Church of El Divino Salvador
Like many was built on the site of an old Mosque. The front of the main aisle is Visigothic while the reminder is Mudejar. Santuario de Nuestra Senora de la Oliva – is a local chapel, which houses a 16th century carved image of the Virgin Mary.
Casa de Mayorazgo
Enter the courtyard of this private house and walk through into an inner patio well kept with lots of potted plants. Climb the corner tower of the old walls for a view down to Plaza de España. This is open while daylight lasts. There is no fee – but donations are accepted.
Casa Marquez de Tamaron
This old building is now used as the Casa de la Cultura which is where the local town hall organises cultural events. Check out the notice board. The small municipal library and reading room is located here.
City Walls and Arches
The city walls are very much still intact and you can climb up on to them at various points. There are half a dozen entrance arches such as Arco de la Villa, Puerto de Sancho IV.Sanctuary of La Virgen de la Oliva, Patron Virgin of Vejer.
The original Castle dates back to the 10th and 11th centuries and is of Moorish origin. It is most likely the oldest inhabited area of Vejer. The present castle was reconstructed after the reconquest. It has two patios: the main patio and the ‘patio de armas’. The main patio has a cistern to store rainwater. The battlement offer spectacular views of Vejer and the surrounding countryside. In the 16th century, the Castle was the residence of the Dukes of Medina Sidonia.
In the 19th century the flour mills in Vejer were water driven. The best known is located in the Santa Lucía area of Vejer. Windmills were constructed on the ridge which were able to withstand the strong easterly gusts. The four windmills that remain in the San Miguel district on the edge of the village were built in the 1960s and have since been restored.
Outside the village in the Santa Lucia district ( from La Barca de Vejer, take the N-340 north and just after the A-396 turning for Medina Sidonia, there is a very small turning on the right hand side) continue down here 1km to the Santa Maria district and you will see a sign about the aqueduct, watermills.
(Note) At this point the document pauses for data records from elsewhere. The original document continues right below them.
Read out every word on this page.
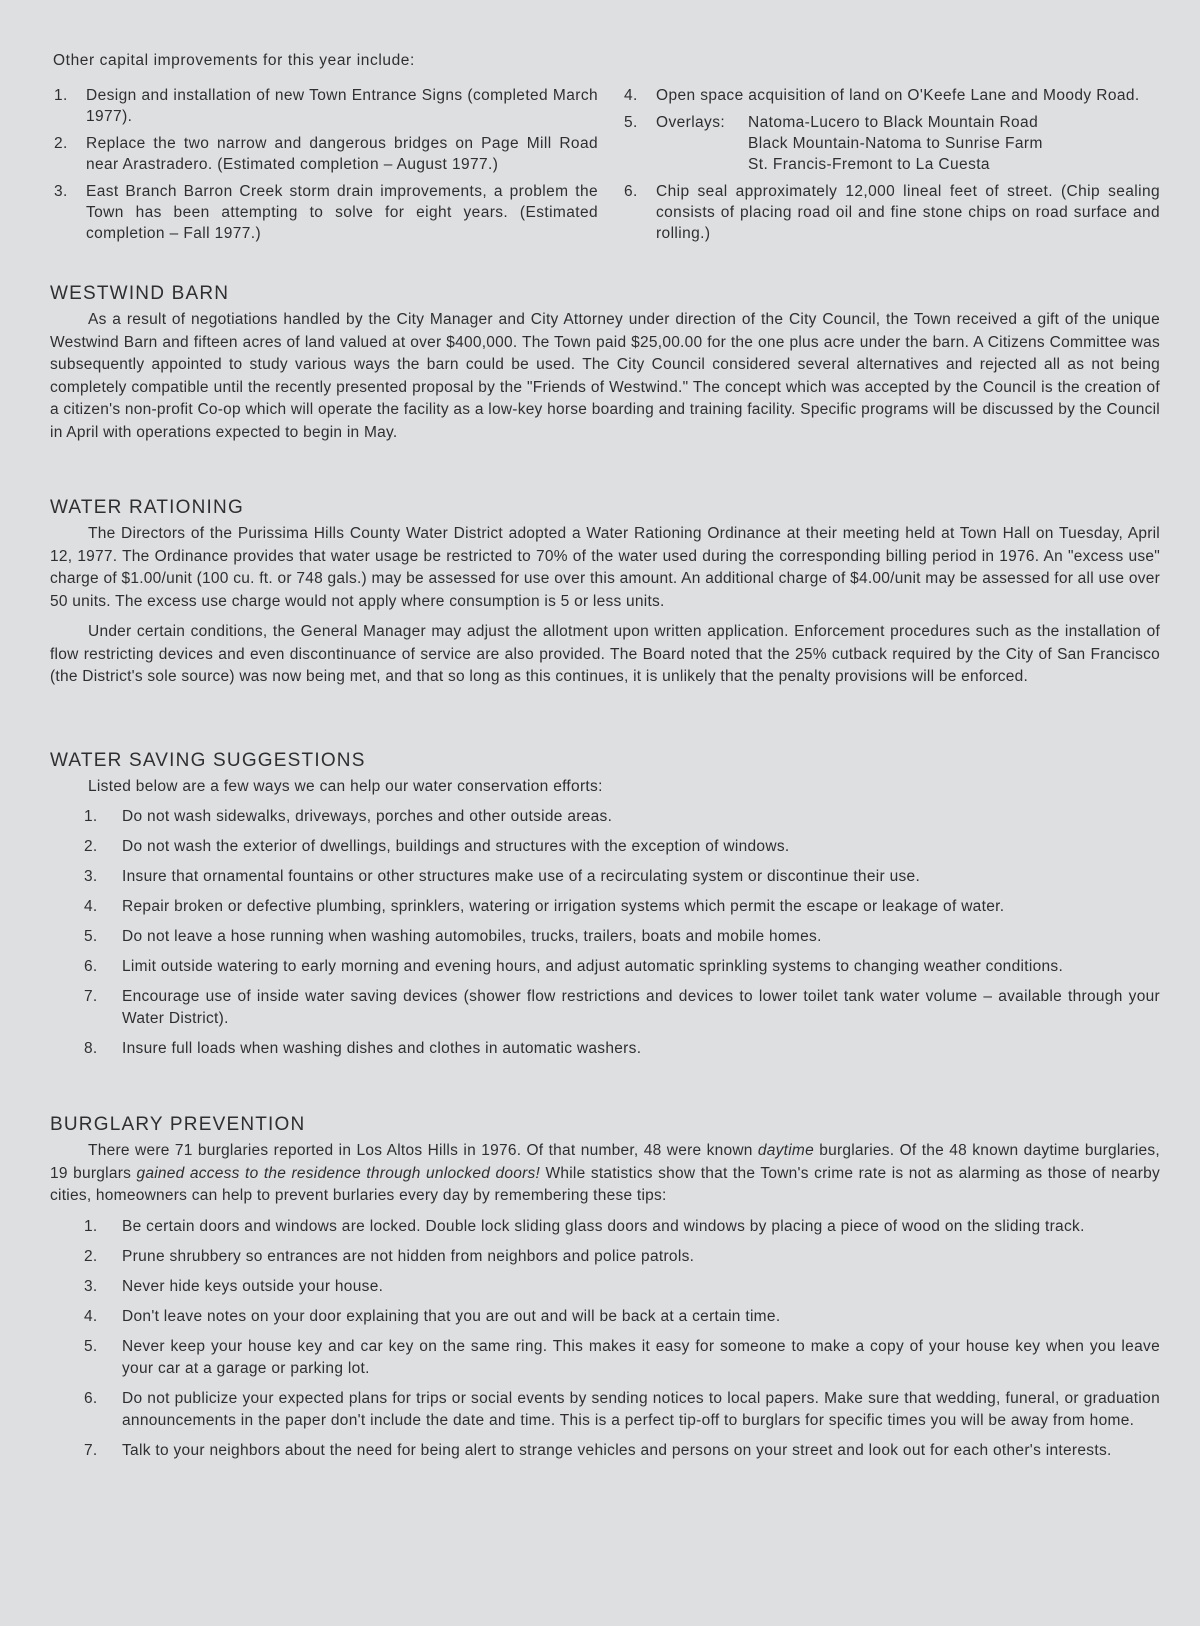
Other capital improvements for this year include:
1. Design and installation of new Town Entrance Signs (completed March 1977).
2. Replace the two narrow and dangerous bridges on Page Mill Road near Arastradero. (Estimated completion – August 1977.)
3. East Branch Barron Creek storm drain improvements, a problem the Town has been attempting to solve for eight years. (Estimated completion – Fall 1977.)
4. Open space acquisition of land on O'Keefe Lane and Moody Road.
5. Overlays:	Natoma-Lucero to Black Mountain Road
Black Mountain-Natoma to Sunrise Farm
St. Francis-Fremont to La Cuesta
6. Chip seal approximately 12,000 lineal feet of street. (Chip sealing consists of placing road oil and fine stone chips on road surface and rolling.)
WESTWIND BARN

As a result of negotiations handled by the City Manager and City Attorney under direction of the City Council, the Town received a gift of the unique Westwind Barn and fifteen acres of land valued at over $400,000. The Town paid $25,00.00 for the one plus acre under the barn. A Citizens Committee was subsequently appointed to study various ways the barn could be used. The City Council considered several alternatives and rejected all as not being completely compatible until the recently presented proposal by the "Friends of Westwind." The concept which was accepted by the Council is the creation of a citizen's non-profit Co-op which will operate the facility as a low-key horse boarding and training facility. Specific programs will be discussed by the Council in April with operations expected to begin in May.

WATER RATIONING

The Directors of the Purissima Hills County Water District adopted a Water Rationing Ordinance at their meeting held at Town Hall on Tuesday, April 12, 1977. The Ordinance provides that water usage be restricted to 70% of the water used during the corresponding billing period in 1976. An "excess use" charge of $1.00/unit (100 cu. ft. or 748 gals.) may be assessed for use over this amount. An additional charge of $4.00/unit may be assessed for all use over 50 units. The excess use charge would not apply where consumption is 5 or less units.

Under certain conditions, the General Manager may adjust the allotment upon written application. Enforcement procedures such as the installation of flow restricting devices and even discontinuance of service are also provided. The Board noted that the 25% cutback required by the City of San Francisco (the District's sole source) was now being met, and that so long as this continues, it is unlikely that the penalty provisions will be enforced.

WATER SAVING SUGGESTIONS
Listed below are a few ways we can help our water conservation efforts:
1. Do not wash sidewalks, driveways, porches and other outside areas.
2. Do not wash the exterior of dwellings, buildings and structures with the exception of windows.
3. Insure that ornamental fountains or other structures make use of a recirculating system or discontinue their use.
4. Repair broken or defective plumbing, sprinklers, watering or irrigation systems which permit the escape or leakage of water.
5. Do not leave a hose running when washing automobiles, trucks, trailers, boats and mobile homes.
6. Limit outside watering to early morning and evening hours, and adjust automatic sprinkling systems to changing weather conditions.
7. Encourage use of inside water saving devices (shower flow restrictions and devices to lower toilet tank water volume – available through your Water District).
8. Insure full loads when washing dishes and clothes in automatic washers.
BURGLARY PREVENTION

There were 71 burglaries reported in Los Altos Hills in 1976. Of that number, 48 were known daytime burglaries. Of the 48 known daytime burglaries, 19 burglars gained access to the residence through unlocked doors! While statistics show that the Town's crime rate is not as alarming as those of nearby cities, homeowners can help to prevent burlaries every day by remembering these tips:

1. Be certain doors and windows are locked. Double lock sliding glass doors and windows by placing a piece of wood on the sliding track.
2. Prune shrubbery so entrances are not hidden from neighbors and police patrols.
3. Never hide keys outside your house.
4. Don't leave notes on your door explaining that you are out and will be back at a certain time.
5. Never keep your house key and car key on the same ring. This makes it easy for someone to make a copy of your house key when you leave your car at a garage or parking lot.
6. Do not publicize your expected plans for trips or social events by sending notices to local papers. Make sure that wedding, funeral, or graduation announcements in the paper don't include the date and time. This is a perfect tip-off to burglars for specific times you will be away from home.
7. Talk to your neighbors about the need for being alert to strange vehicles and persons on your street and look out for each other's interests.
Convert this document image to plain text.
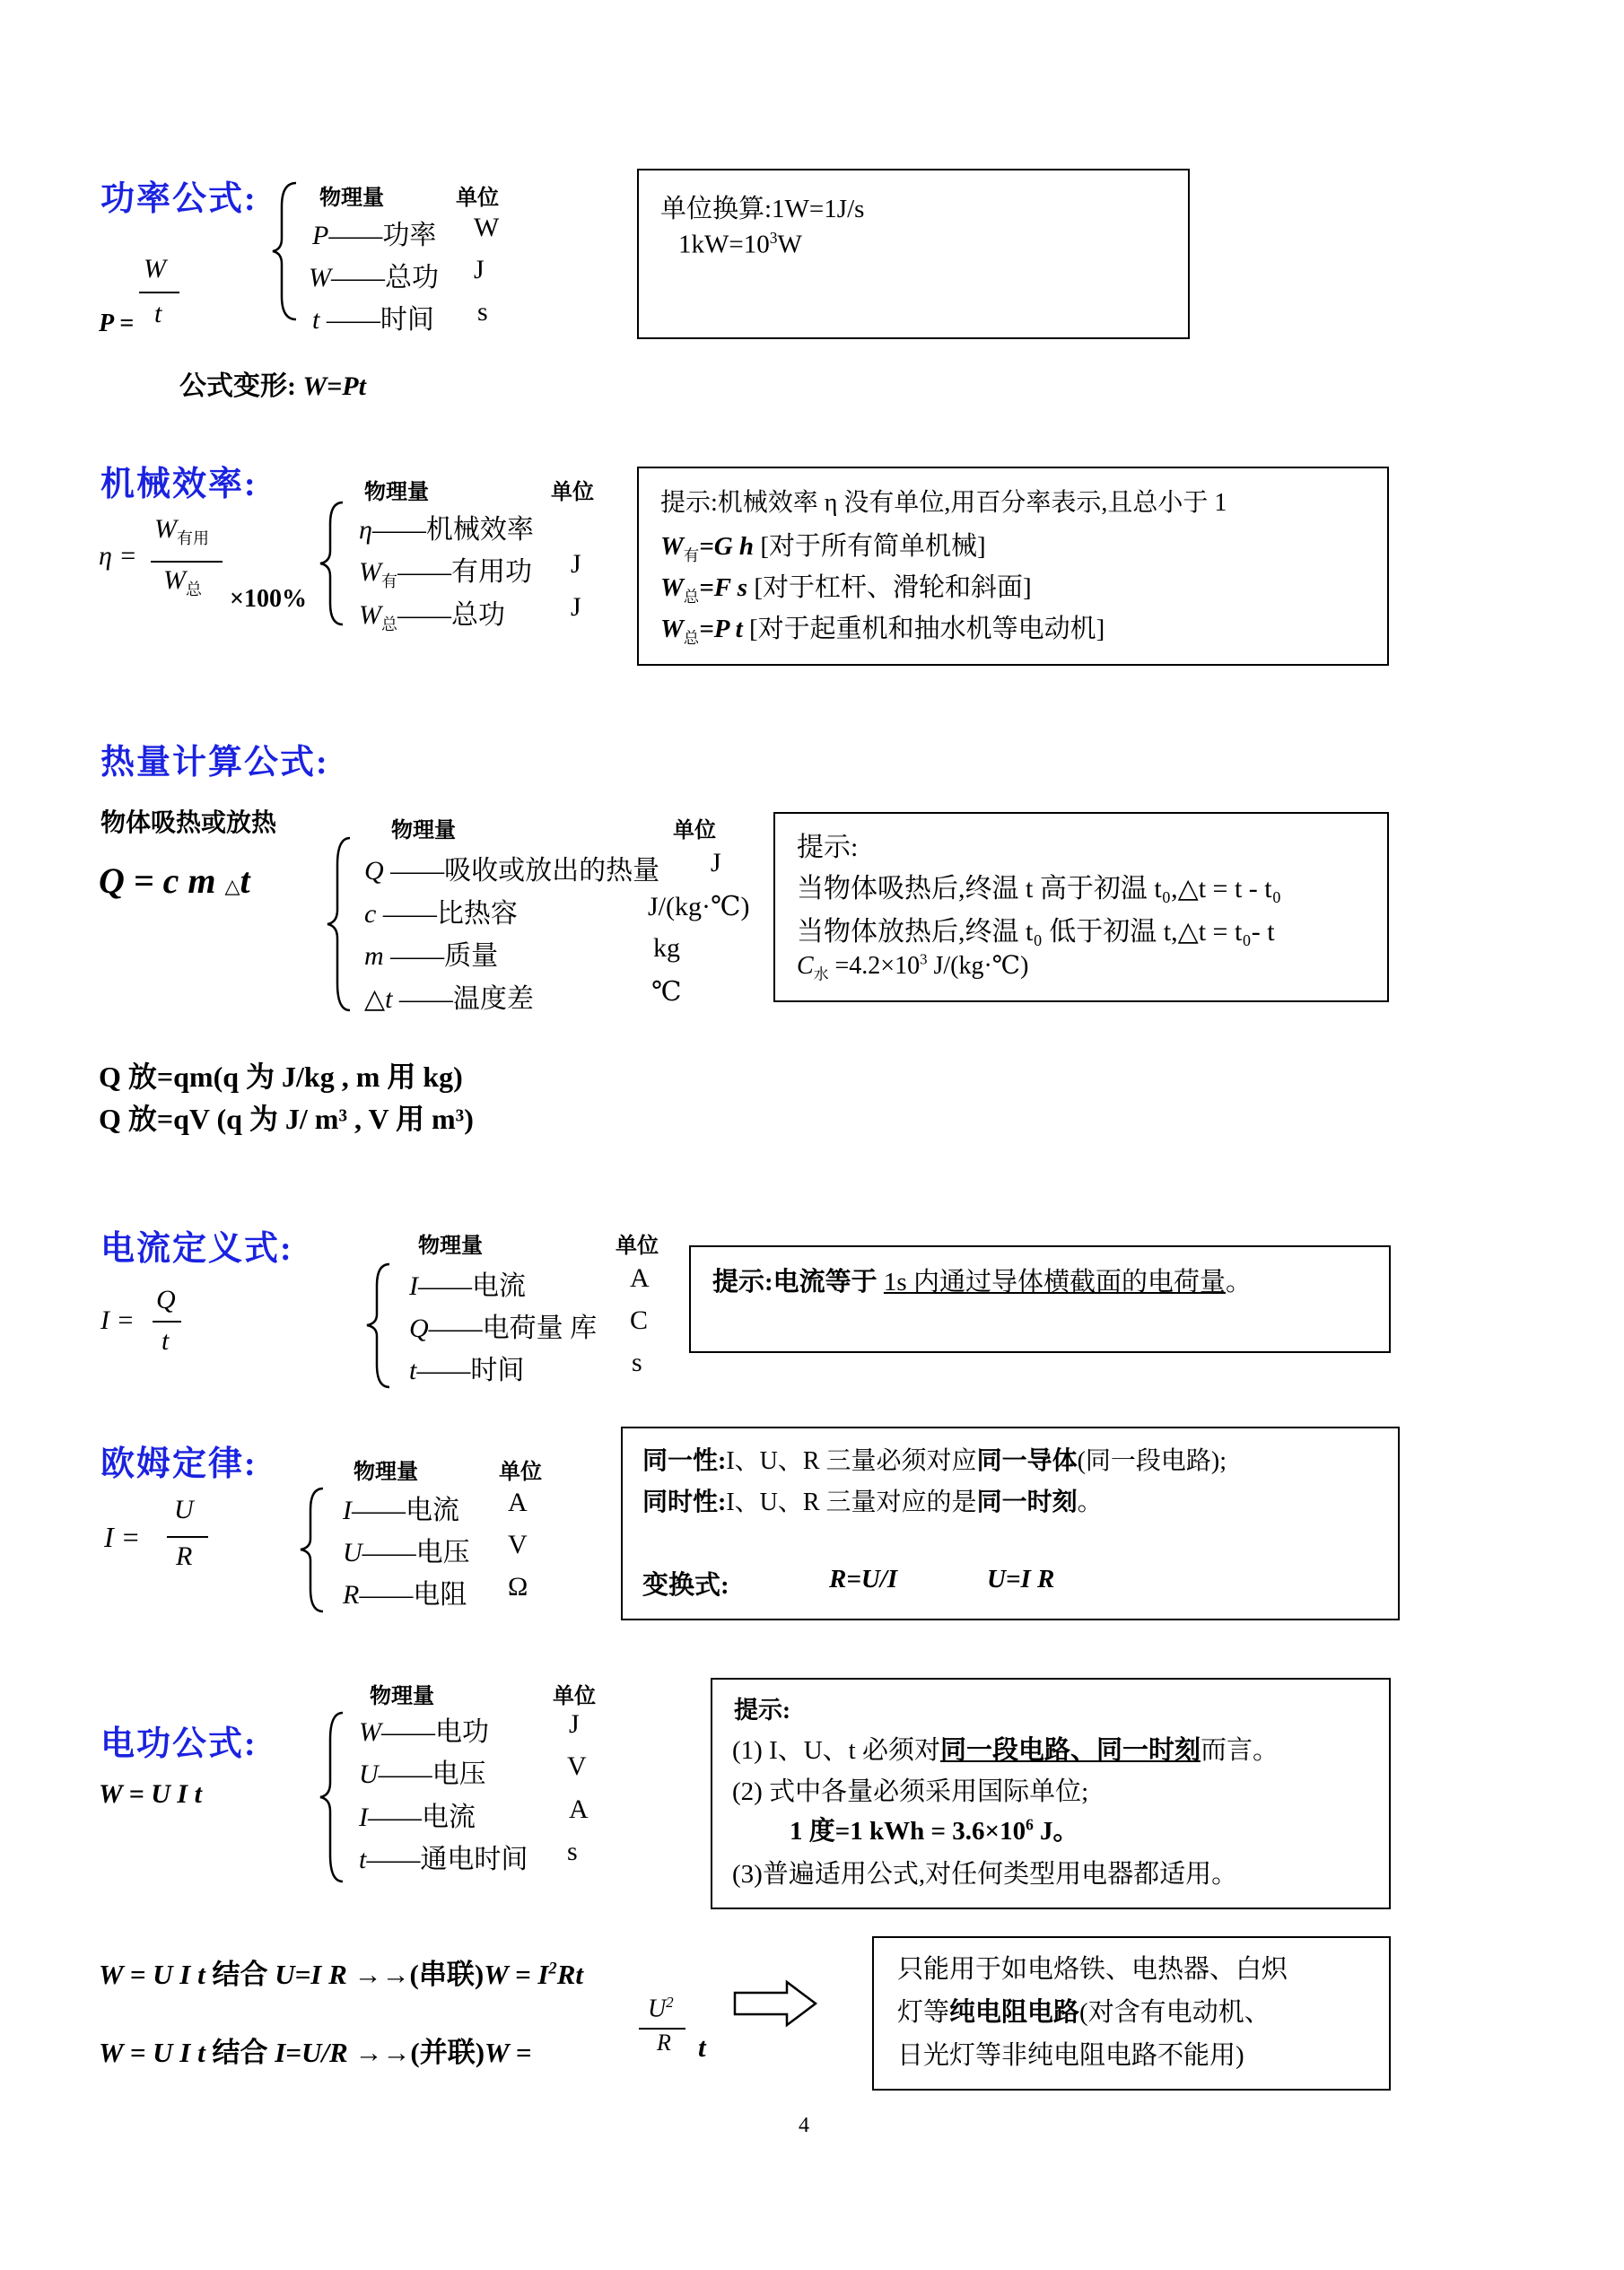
功率公式:	物理量	单位
P =
W
t
P——功率 W
W——总功 J
t ——时间 s
公式变形: W=Pt
单位换算:1W=1J/s
$1kW=10^3W$
机械效率:	物理量	单位
η =
$W_{有用}$
$W_总 \times 100\%$
η——机械效率
$W_有——$有用功 J
$W_总——$总功 J
提示:机械效率 η 没有单位,用百分率表示,且总小于 1
$W_有=G$ h [对于所有简单机械]
$W_总=F$ s [对于杠杆、滑轮和斜面]
$W_总=P$ t [对于起重机和抽水机等电动机]
热量计算公式:
物体吸热或放热
Q = c m △t
物理量	单位
Q ——吸收或放出的热量 J
c ——比热容	J/(kg·℃)
m ——质量	kg
△t ——温度差	℃
提示:
当物体吸热后,终温 t 高于初温 t₀,△t = t - t₀
当物体放热后,终温 t₀ 低于初温 t,△t = t₀- t
$C_水 =4.2\times 10^3$ J/(kg·℃)
Q 放=qm(q 为 J/kg , m 用 kg)
Q 放=qV (q 为 J/ m³ , V 用 m³)
电流定义式:	物理量	单位
I =
Q
t
I——电流	A
Q——电荷量 库 C
t——时间	s
提示:电流等于 1s 内通过导体横截面的电荷量。
欧姆定律:	物理量	单位
I =
U
R
I——电流 A
U——电压 V
R——电阻 Ω
同一性:I、U、R 三量必须对应同一导体(同一段电路);
同时性:I、U、R 三量对应的是同一时刻。
变换式:	R=U/I	U=I R
物理量	单位
电功公式:
W = U I t
W——电功	J
U——电压	V
I——电流	A
t——通电时间 s
提示:
(1) I、U、t 必须对同一段电路、同一时刻而言。
(2) 式中各量必须采用国际单位;
1 度=1 kWh = $3.6\times 10^6$ J。
(3)普遍适用公式,对任何类型用电器都适用。
W = U I t 结合 U=I R →→(串联)$W = I^2Rt$
W = U I t 结合 I=U/R →→(并联)W =
$U^2$
R t
只能用于如电烙铁、电热器、白炽
灯等纯电阻电路(对含有电动机、
日光灯等非纯电阻电路不能用)
4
Sanctuary of La Virgen de la Oliva
Sanctuary of the Virgin of Vejer is located on the A-314 Vejer-Barbate road 5 km from Vejer. A roman villa and then in 674AD a Visigothic basilica existed on the site. Hermitage of La Oliva, has Pagan inscription and contains relics of St. Stephen Protomartyr, the martyrs Servan and Germain from Cádiz, and the martres Justa and Rufina from Seville. On the 7th May each year a Romeria from the village to the sanctuary takes place.